Mihály Munkácsy - CHRISTUS VOR PILATUS. - image-1

Lot 1472 Dα

Mihály Munkácsy - CHRISTUS VOR PILATUS.

Auktion 920 - Übersicht Köln
17.05.2008, 00:00 - Alte Kunst
Schätzpreis: 50.000 € - 70.000 €
Ergebnis: 216.000 € (inkl. Aufgeld)

Signiert unten links: M. Munkacsy. Öl auf Leinwand (doubliert). 65 x 100 cm.

Der Förderer und Kunsthändler von Munkacsy in Paris, Charles Sedelmeyer, besaß zwei sogenannte Skizzen seiner monumentalen, über vier mal sechs Meter großen Komposition "Christus vor Pilatus" (Végvari S. 54).

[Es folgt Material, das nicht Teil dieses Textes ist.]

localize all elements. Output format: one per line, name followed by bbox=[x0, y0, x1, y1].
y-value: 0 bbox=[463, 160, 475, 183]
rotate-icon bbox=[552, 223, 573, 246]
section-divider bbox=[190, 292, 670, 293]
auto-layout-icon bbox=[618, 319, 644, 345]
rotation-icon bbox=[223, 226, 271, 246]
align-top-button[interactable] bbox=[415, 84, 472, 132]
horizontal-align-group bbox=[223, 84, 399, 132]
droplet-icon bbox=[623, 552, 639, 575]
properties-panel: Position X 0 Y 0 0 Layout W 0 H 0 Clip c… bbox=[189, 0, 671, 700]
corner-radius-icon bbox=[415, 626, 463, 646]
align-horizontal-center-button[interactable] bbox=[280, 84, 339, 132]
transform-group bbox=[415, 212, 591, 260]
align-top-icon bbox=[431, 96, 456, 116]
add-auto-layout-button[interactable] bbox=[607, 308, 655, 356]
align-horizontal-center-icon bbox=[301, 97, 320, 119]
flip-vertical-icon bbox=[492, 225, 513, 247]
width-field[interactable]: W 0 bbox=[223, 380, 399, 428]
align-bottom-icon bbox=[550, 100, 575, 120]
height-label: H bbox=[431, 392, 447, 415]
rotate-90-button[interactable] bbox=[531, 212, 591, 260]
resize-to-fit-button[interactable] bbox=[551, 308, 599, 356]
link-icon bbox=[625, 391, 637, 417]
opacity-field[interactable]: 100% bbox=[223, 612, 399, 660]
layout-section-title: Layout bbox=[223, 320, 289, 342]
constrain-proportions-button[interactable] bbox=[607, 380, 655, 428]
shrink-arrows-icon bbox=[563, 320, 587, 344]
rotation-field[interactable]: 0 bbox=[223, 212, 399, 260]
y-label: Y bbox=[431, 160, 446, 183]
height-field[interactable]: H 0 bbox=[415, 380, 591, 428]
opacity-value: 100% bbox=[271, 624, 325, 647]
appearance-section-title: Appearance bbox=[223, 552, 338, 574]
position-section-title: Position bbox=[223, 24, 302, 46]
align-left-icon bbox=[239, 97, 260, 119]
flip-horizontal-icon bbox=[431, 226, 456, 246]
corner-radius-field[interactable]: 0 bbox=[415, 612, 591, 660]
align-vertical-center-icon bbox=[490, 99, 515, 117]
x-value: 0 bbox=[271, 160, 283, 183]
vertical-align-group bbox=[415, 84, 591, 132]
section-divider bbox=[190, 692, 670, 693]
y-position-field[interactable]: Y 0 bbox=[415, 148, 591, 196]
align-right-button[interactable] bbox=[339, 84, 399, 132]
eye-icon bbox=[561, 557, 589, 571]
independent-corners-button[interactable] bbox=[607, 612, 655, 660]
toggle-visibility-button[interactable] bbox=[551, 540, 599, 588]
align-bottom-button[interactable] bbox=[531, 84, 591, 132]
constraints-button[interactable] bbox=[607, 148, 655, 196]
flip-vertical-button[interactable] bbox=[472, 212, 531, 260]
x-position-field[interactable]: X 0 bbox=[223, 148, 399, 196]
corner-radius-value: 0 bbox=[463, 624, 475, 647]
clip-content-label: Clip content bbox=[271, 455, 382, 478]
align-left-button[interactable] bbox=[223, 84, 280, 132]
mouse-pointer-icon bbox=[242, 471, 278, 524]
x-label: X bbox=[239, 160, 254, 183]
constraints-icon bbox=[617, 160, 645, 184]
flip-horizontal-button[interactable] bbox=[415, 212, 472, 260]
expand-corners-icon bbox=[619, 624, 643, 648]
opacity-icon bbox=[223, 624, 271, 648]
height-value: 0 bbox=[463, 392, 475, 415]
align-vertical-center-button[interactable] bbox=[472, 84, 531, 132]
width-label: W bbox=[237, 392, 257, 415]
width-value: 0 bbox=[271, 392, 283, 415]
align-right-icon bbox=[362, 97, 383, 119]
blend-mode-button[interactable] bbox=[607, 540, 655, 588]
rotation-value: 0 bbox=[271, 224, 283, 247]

Eine dritte wurde laut Végvary am 6. Dezember 1934 bei Lepke in Berlin versteigert (Végvari, S. 54). In seinem Werkverzeichnis scheint der Autor die Abbildungen jedoch verwechselt zu haben. Denn seine Katalognummer 307 (versteigert bei Lepke, 74 x 111 cm) entspricht in allen Details unserem Gemälde, von dem überliefert ist, dass es aus der Sammlung Lobmeyr stammt und deutlich von dem in Végvaris Katalog abgebildeten Gemälde abweicht. Von seinen Maßen entspricht unser Gemälde sowohl dem aus der Sammlung Lobmeyer als auch der zweiten Fassung aus Sedelmeyers Besitz. Irrtümlich gibt Végvari auch die Signatur auf der rechten Seite an, was für keine der im Katalog abgebildeten Ölskizzen zutreffend ist.
Die Komposition "Christus vor Pilatus" war Munkacsys berühmtestes Werk. Seine Entstehung und seine Wirkung schildert Charles Sedelmeyer ausführlich in seinem Buch "Mihály von Munkacsy. Sein Leben und seine künstlerische Entwicklung" (Paris 1914). Nach der ersten Präsentation in Paris wurde es für mehrere Jahre auf Reisen geschickt: Wien, Budapest, Warschau, Berlin, Stockholm, Brüssel und Amsterdam waren die ersten Stationen. Danach wurde es zwei Jahre lang in England gezeigt, in London, Liverpool, Manchester, Leeds und Glasgow. 1886 brachte Sedelmeyer es schließlich in die Vereinigten Staaten von Amerika, wo es ebenfalls an verschiedenen Orten ausgestellt wurde. Im April 1887 bot der Gouverneur von Detroit 100.000 Dollar für das Gemälde, wurde aber überboten von John Wanamaker, Generalpostmeister der Vereinigten Staaten, der es seiner Vaterstadt Philadelphia schenkte. Nie bisher hatte ein Bild eines lebenden Malers einen so hohen Preis erzielt.
Die außerordentliche Wirkung des Gemäldes erklärt Végvari mit seinem emotionalen Inhalt. "Christus vor Pilatus" ist keineswegs der Versuch einer Wiederbelebung der katholischen Kirchenmalerei, sondern die Darstellung einer Identifikationsfigur der damaligen Gesellschaft, insbesondere der Ungarischen. Ungarische Kunstkritiker sahen denn auch in dem Christus das Symbol des von Feinden geschändeten Ungarn. Es ist also kein Zufall, dass seine Zeitgenossen in der Figur des von der tobenden Menge umringten Christus einen Anarchisten und Freiheitskämpfer von unerschütterlichem Willen sahen. Christus, so der Autor, ist "eine mit Romantik durchwobene Schöpfung der aufgeklärten positivistischen Geschichtsanschauung des 19. Jahrhunderts, ein der göttlichen Züge entkleideter Jesus Renans, das Symbol der Wahrheit und des höheren Menschen". Munkacsys Gesamtwerk, so der Autor, vereine zwei Gegensätze: "Die ergreifende Tragödie und das heitere Lustspiel. Das tiefe, satte Kolorit wie mächtiger, feierlicher Orgelton dort, und hier die klaren, fröhlichen Farben, wie heitere Musik". Während zu seiner Zeit mehr die feierliche Größe Munkacys bewundert wurde, ist es heute eher das heitere Lustspiel.

Provenienz

Sammlung Sedelmeyer, Paris; Sammlung Lobmeyr, Wien; Österreichische Privatsammlung.

Literaturhinweise

Auktionskatalog Wawra, Wien, Versteigerung der Ölgemälde, Aquarelle und Handzeichnungen aus dem Nachlass des Herrn Ludwig Lobmeyr, 22. Oktober 1917, Kat. Nr. 46. - Lajos Végvari: Katalog der Gemälde und Zeichnungen von Mihály Munkacsy, Budapest 1959, S. 54.